Our main character is Maise. She was quite the cynical girl, but one who knows what she wants and who she is. She had a very real and hard outlook on life, abandoned by a deadbeat dad and living with a junkie drug-dealing mother. She was forced to grow up quick and took on an adult role early on. Surviving on her own is what she knew of life and she was determined to make something of it. Her vice? She enjoys sex and older men. Often times of the much older variety. She calls it having daddy issues. So she has no problem cozying up to an attractive older man she meets at the carnival one night. Someone who seemed to be like her in many ways. They immediately hit it off but she was scared of the instant connection she felt, running away before more than sex could be shared. Of course when school starts she finds out he’s her new teacher.
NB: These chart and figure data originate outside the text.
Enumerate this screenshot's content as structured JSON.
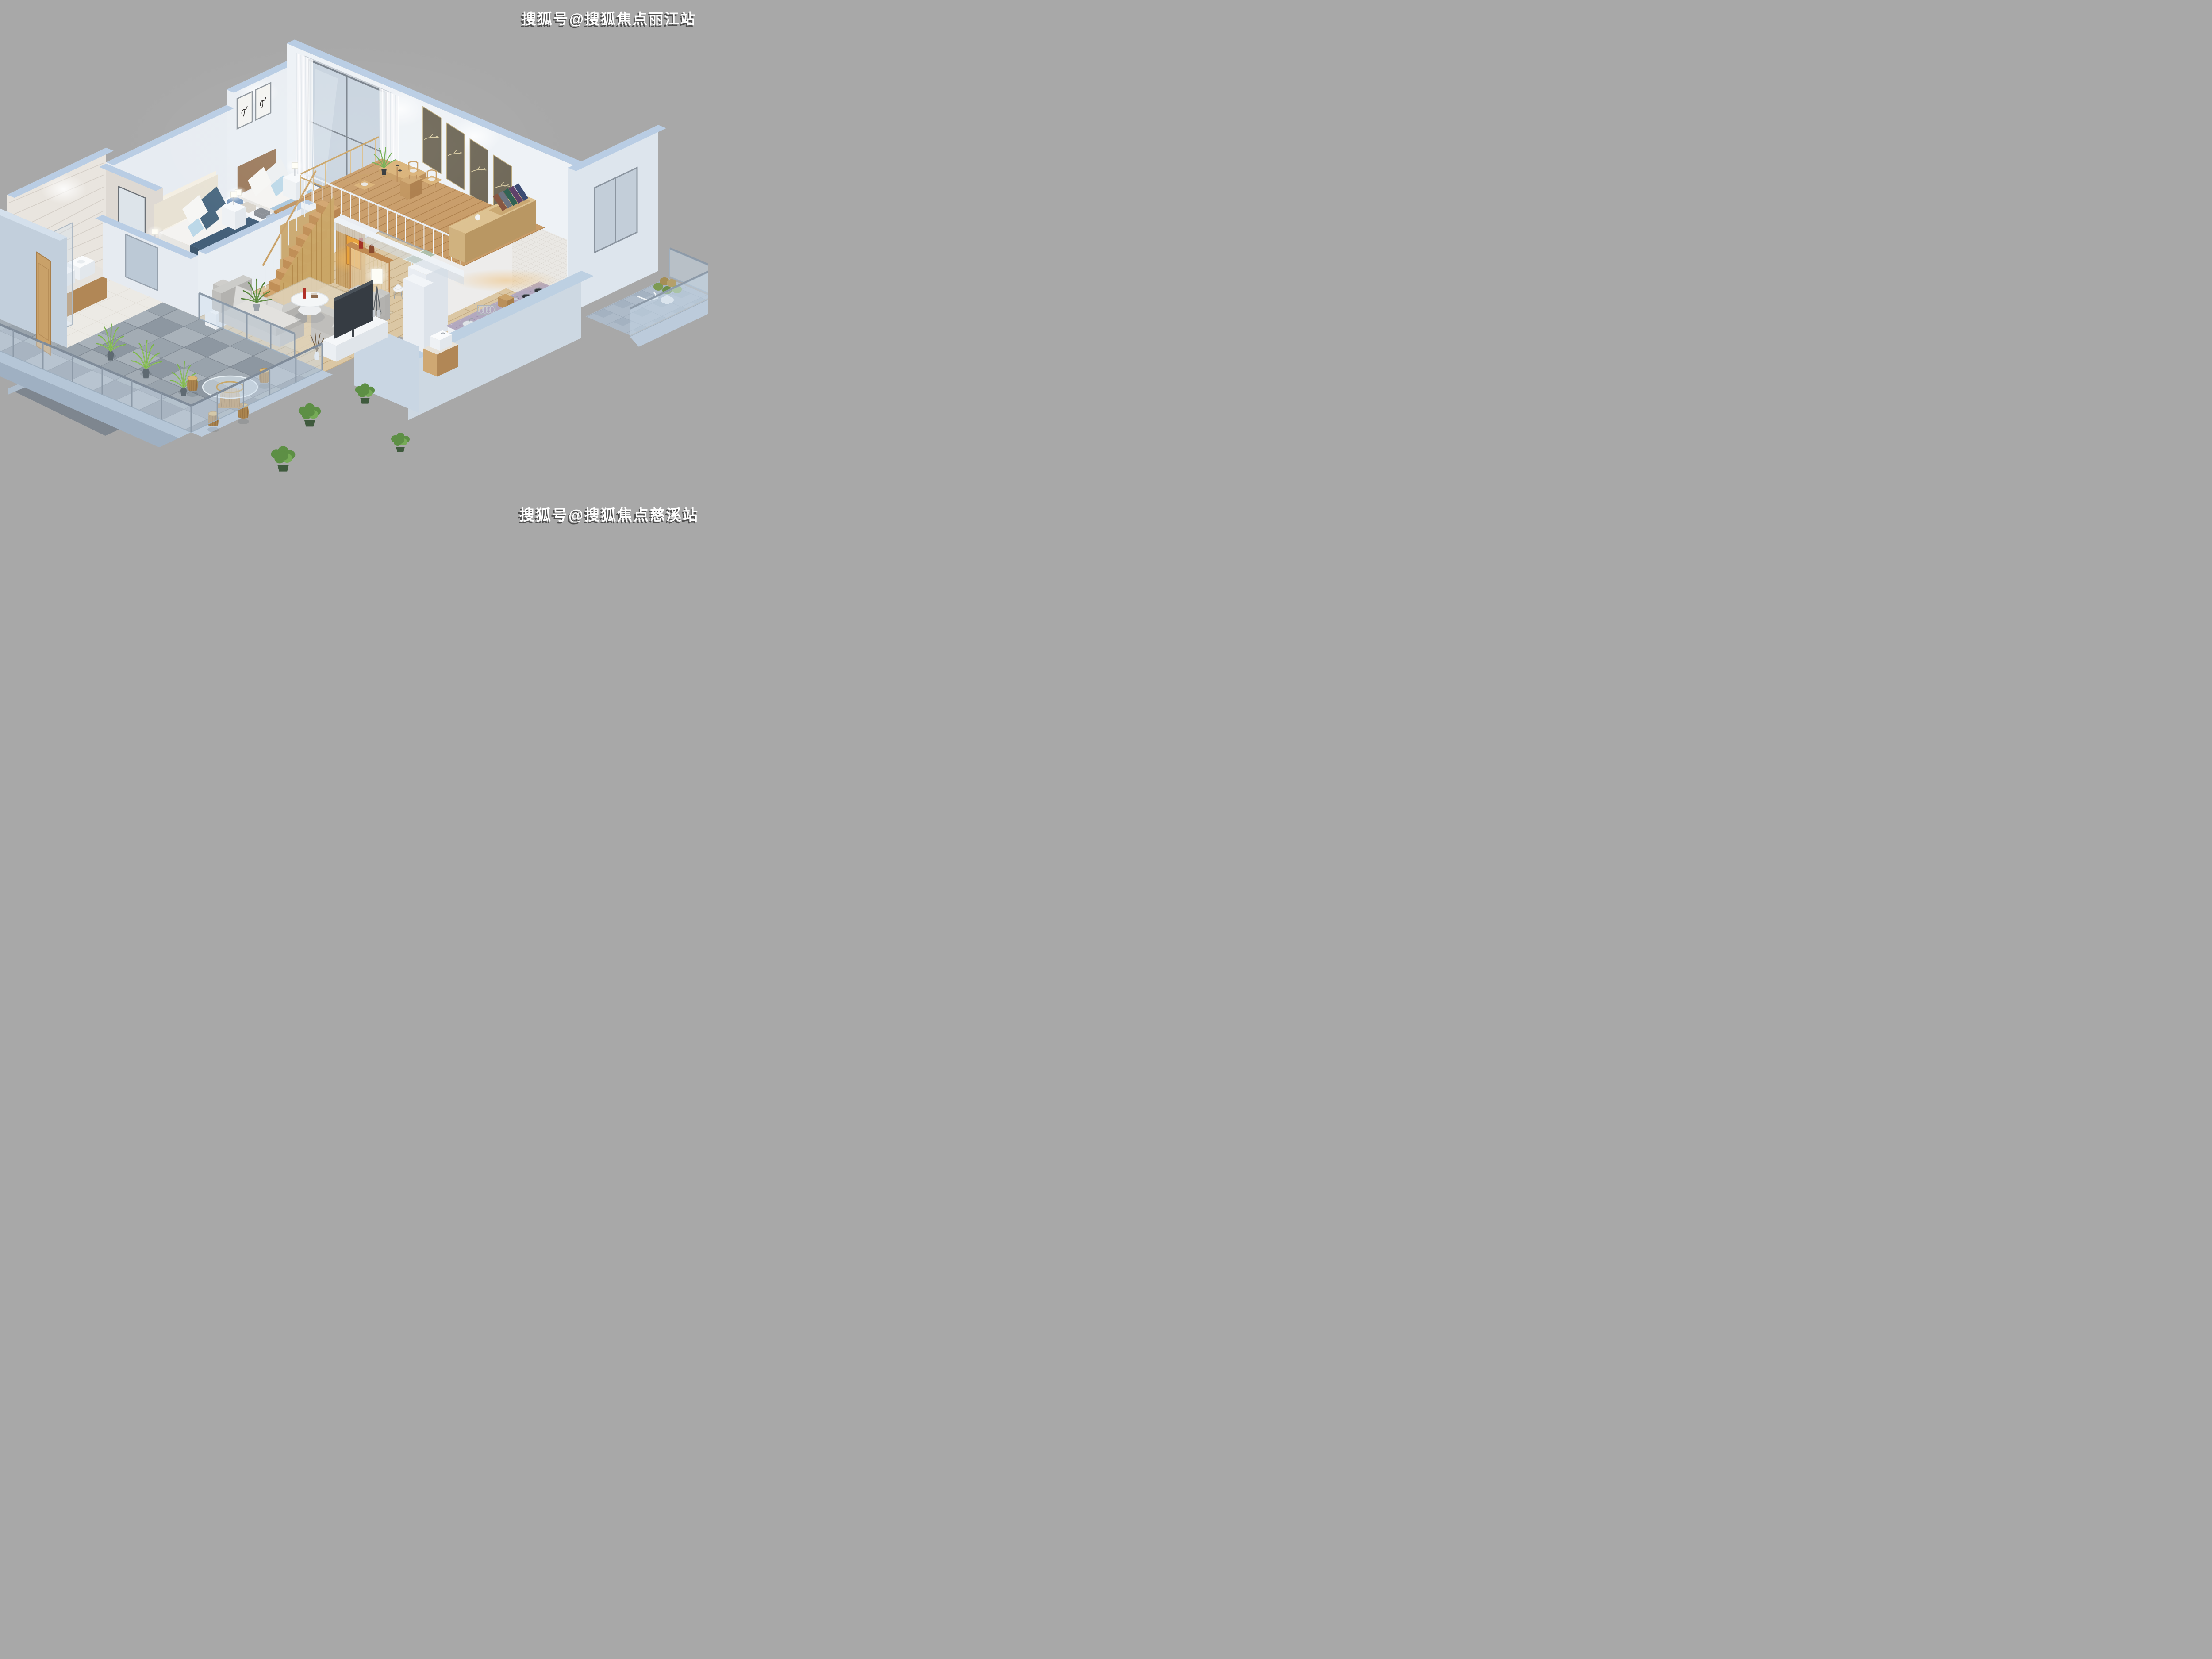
{
  "image_type": "3d-isometric-loft-apartment-cutaway-render",
  "watermarks": {
    "top_right": "搜狐号@搜狐焦点丽江站",
    "bottom_right": "搜狐号@搜狐焦点慈溪站"
  },
  "palette": {
    "background": "#a8a8a8",
    "cut_wall_rim": "#b9cde4",
    "wall_light": "#eef2f6",
    "wall_pale_blue": "#c2cfdc",
    "marble_wall": "#e9e5df",
    "wood_floor": "#dbc7a4",
    "mezzanine_wood": "#c89c68",
    "stair_wood": "#d2a56e",
    "terrace_tile": "#99a3ac",
    "granite_counter": "#b2a8bf",
    "sofa_gray": "#d4d3d0",
    "navy_bedding": "#44607a",
    "tan_bedding": "#bf9566",
    "plant_green": "#6da04c",
    "glass": "#cddeee",
    "warm_light": "#f0b45a",
    "tv_dark": "#363c43"
  },
  "scene": {
    "rooms": [
      "bathroom-with-shower",
      "master-bedroom",
      "second-bedroom",
      "living-room",
      "dining-area",
      "mezzanine-study",
      "kitchen-corridor",
      "guest-toilet",
      "front-terrace",
      "side-balcony"
    ],
    "furniture": [
      "double-bed-navy",
      "double-bed-tan",
      "twin-vessel-sink-vanity",
      "toilet",
      "shower-enclosure",
      "gray-sofa-three-seat",
      "gray-sofa-two-seat",
      "round-coffee-table",
      "tripod-floor-lamp",
      "tv-console",
      "wall-tv",
      "wooden-staircase",
      "golden-slat-screen",
      "glass-dining-table",
      "white-shell-chairs",
      "bar-stools",
      "study-desk",
      "low-bookshelf",
      "kitchen-counter-gas-hob",
      "dish-rack",
      "rattan-stool-set",
      "potted-palms",
      "glass-railings",
      "wooden-entry-door"
    ]
  }
}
I found myself so conflicted on the relationship between Maise and her teacher, Evan. Obviously it is not something I would root for in the real world, but on paper I find it interesting to read about. Legally it was on the up and up but from a moral standpoint, not so much. And though the connection was intense and oh so palpable between the two, I also found it very toxic, especially in the beginning. They were stupid and careless. And I was so surprised Evan was so willing to go ahead with any relationship with Maise when he found out she was his student, no hesitation. There were a lot of moments between the two that were sweet and amazing. They both found something in each other that the other needed. A soulmate of sorts. But they also let it get unhealthy and obsessive for awhile. Maise is almost desperate to find love and looking in the wrong places, letting it consume her. Evan seemed to be in love with the idea of being with a young girl. They often played this scenario up when they were together. They got off on the forbiddenness. There is a lot of sex in this book and though it was well-written, I admittedly started to skim a few scenes because it did feel like overkill at times. I only can read so much sex in a single book before it sounds repetitive.
But just because the relationship started off a little obsessive and very unhealthy, something special does develop. Once things are laid out there that need to be, you find two people who connect on such a deeper level. The way the book ended was perfect and beautiful, coming full circle. There are so many other aspects of the book that also worked tremendously for me too. Maise’s maturity in handling the chaos her mother created in her life as well as a few issues she has with other students, friends or not, were very well developed for me and a great addition to her background. Maise was so beautifully flawed a character, and so well written. And on that note, all of the writing was spectacular. I found myself bookmarking a ton of passages as I read. I definitely look forward to further books from this author.
Quotes I adored:
Part of falling in love with someone is actually falling in love with yourself.
“I can’t hold on to you. You’re like that shooting star. Just a trail of fire in my hands.”
And that made my heart ache too – the thought of how much happiness lay scattered across the universe, unrealized, in fragments, waiting for the right twist of fate to bring it together.
He clasped my face in his hands, his thumbs hard against my cheekbones, holding me still as he kissed me so, so lightly, as if pressing his lips to a dandelion he might accidentally scatter.